In yet another family, the head of which was in the habit of spending ten or twelve shillings a week regularly on cigarettes and tipple, until Nemesis overtook him in the shape of consumption, the pretty, hard-working, fiery-haired Irish wife declares without a thought of unkindness, that if she could only get him “out of the way for good” she could “do all right” for herself and her three small children.
THE VILLAGE CURSE
If ever woman has a voice in social reform, though with a few glaring exceptions legal interference with the liberty of the subject is abhorrent to Loki’s Grandmother, and she has little wish herself for suffrage or any other rage, she vows that she will vote and vote and vote for any measure that may tend to eliminate the Public House from the countryside—curse of the small home that it is! In every one of these cases there would be comfort and happiness in the family were it not for the perpetual temptation to the breadwinner.

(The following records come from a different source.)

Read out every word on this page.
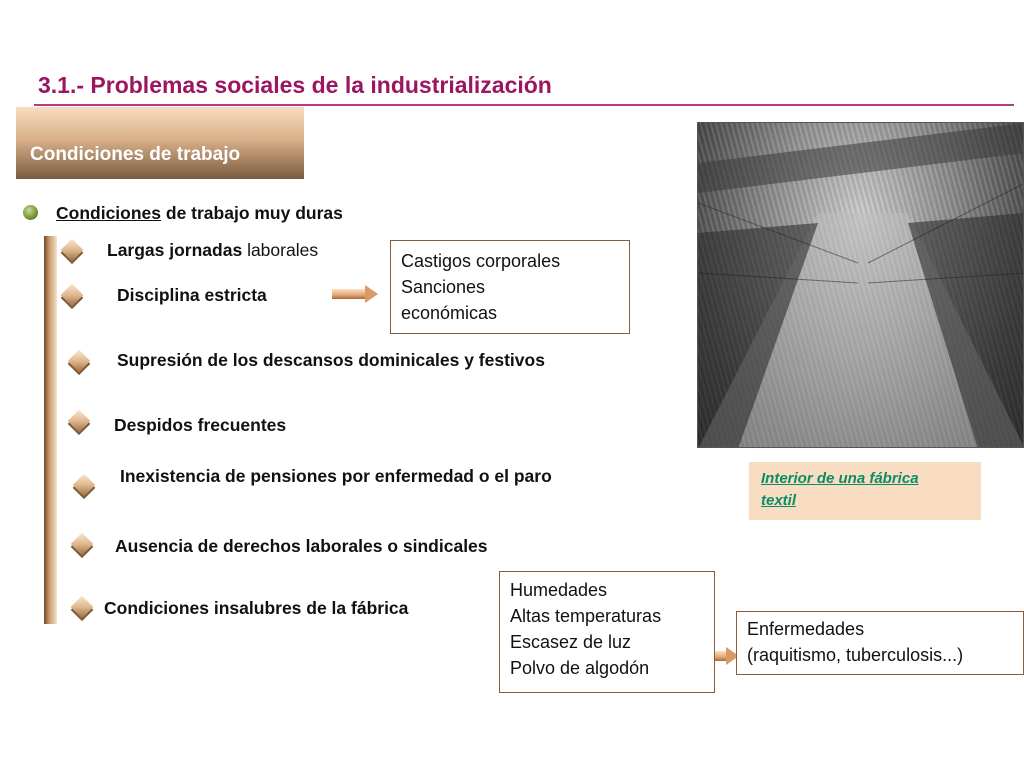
3.1.- Problemas sociales de la industrialización
Condiciones de trabajo
Condiciones de trabajo muy duras
Largas jornadas laborales
Disciplina estricta
Supresión de los descansos dominicales y festivos
Despidos frecuentes
Inexistencia de pensiones por enfermedad o el paro
Ausencia de derechos laborales o sindicales
Condiciones insalubres de la fábrica
Castigos corporales
Sanciones
económicas
Humedades
Altas temperaturas
Escasez de luz
Polvo de algodón
Enfermedades
(raquitismo, tuberculosis...)
Interior de una fábrica
textil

The blacker the sheep, sad to say, the larger as a rule the family of doubtfully hued lambs. Mrs. Mutton—the letter-writer—is “not so well just now.” She is pathetically anxious that the new babe may be born alive, having lost the last one. Loki’s Ma-Ma went to see her the other day, and found her with a knowledgeable neighbour who has promised to “see her through,” and in a state of profound gloom, not unmixed, however, with a faint, pleasurable importance.
“Oh, Miss, we have just heard of such a sad thing in the village. The nurse, she’s just been up to tell me—a pore young woman, Miss, gone with her first!”